Conclusion#
We have seen that there are different types of noise, the most common model (because the simplest) being additive white Gaussian noise.
Three simple denoising methods have been presented, and have to be chosen depending on the noise model:
the mean filter in the case of additive white Gaussian noise,
the median filter in the case of salt-and-pepper noise,
the filtering of certain areas of the spectrum in the case of periodic noise.
Many other methods exist, for example, regularization (we have seen TV regularization, but others are possible), wavelet approaches, statistical approaches, non-local means [Buades et al. 2005] or deep learning methods. These methods are more complex than the usual denoising approach detailed in this chapter but are more efficient.

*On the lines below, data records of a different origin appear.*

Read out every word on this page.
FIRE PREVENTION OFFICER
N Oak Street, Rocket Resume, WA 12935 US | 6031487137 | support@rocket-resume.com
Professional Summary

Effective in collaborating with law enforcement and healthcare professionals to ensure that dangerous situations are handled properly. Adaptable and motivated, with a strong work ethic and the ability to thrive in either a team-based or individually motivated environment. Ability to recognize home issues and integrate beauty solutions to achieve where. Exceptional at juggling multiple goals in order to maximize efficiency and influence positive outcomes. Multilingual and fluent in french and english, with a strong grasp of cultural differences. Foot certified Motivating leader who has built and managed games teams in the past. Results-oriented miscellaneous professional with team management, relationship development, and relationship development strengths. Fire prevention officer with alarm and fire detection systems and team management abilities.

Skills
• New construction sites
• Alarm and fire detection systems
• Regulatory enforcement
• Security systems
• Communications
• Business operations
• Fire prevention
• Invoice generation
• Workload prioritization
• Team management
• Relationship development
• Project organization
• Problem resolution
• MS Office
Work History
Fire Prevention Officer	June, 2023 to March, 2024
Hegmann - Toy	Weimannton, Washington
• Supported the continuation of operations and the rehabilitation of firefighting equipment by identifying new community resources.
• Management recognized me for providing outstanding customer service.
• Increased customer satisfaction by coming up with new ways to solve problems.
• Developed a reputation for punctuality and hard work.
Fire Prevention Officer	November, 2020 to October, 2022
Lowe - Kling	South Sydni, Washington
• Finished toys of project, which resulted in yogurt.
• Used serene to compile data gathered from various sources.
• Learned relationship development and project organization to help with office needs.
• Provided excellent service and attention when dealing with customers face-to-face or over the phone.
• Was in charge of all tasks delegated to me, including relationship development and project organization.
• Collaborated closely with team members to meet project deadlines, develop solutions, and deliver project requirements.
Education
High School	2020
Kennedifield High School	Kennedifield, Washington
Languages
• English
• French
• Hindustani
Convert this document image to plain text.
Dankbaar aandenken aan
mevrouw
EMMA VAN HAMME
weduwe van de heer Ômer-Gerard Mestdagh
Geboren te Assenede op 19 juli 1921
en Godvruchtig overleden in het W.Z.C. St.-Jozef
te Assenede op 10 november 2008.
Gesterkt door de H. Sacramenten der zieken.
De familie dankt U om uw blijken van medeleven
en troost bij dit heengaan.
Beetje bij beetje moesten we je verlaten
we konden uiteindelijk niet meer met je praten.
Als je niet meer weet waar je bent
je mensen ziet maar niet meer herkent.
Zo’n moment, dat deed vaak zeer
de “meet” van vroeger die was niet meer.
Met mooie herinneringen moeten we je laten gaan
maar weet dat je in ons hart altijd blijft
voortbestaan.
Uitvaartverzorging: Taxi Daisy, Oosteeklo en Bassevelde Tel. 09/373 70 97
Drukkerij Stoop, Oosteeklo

Besides, deconvolution consists of inverting the (generally low-pass) filtering of an observed image. The inverse filter generally does not work because it tends to increase the noise present in the image. Wiener filter remains the simplest deconvolution method and can give an acceptable result. Many other methods have been developed, such as the Richardson-Lucy algorithm [Richardson 1972, Lucy 1974] or Bayesian methods.
References#
A. Buades, B. Coll, J.-M. Morel, “A non-local algorithm for image denoising”, CVPR, 2005.
A. Chambolle, “An Algorithm for Total Variation Minimization and Applications”, Journal of Mathematical Imaging and Vision, vol. 20, p. 89–97, 2004.
L.B. Lucy, “An iterative technique for the rectification of observed distributions”, Astronomical Journal, vol. 79, no 6, p. 745–754, 1974.
W.H. Richardson, “Bayesian-based iterative method of image restoration”, Journal of the Optical Society of America, vol. 62, no 1, p. 55–59, 1972.
L.I. Rudin, S. Osher, E. Fatemi, “Nonlinear total variation based noise removal algorithms”, Physica D, vol. 60, no. 1–4, p. 259–268, 1992.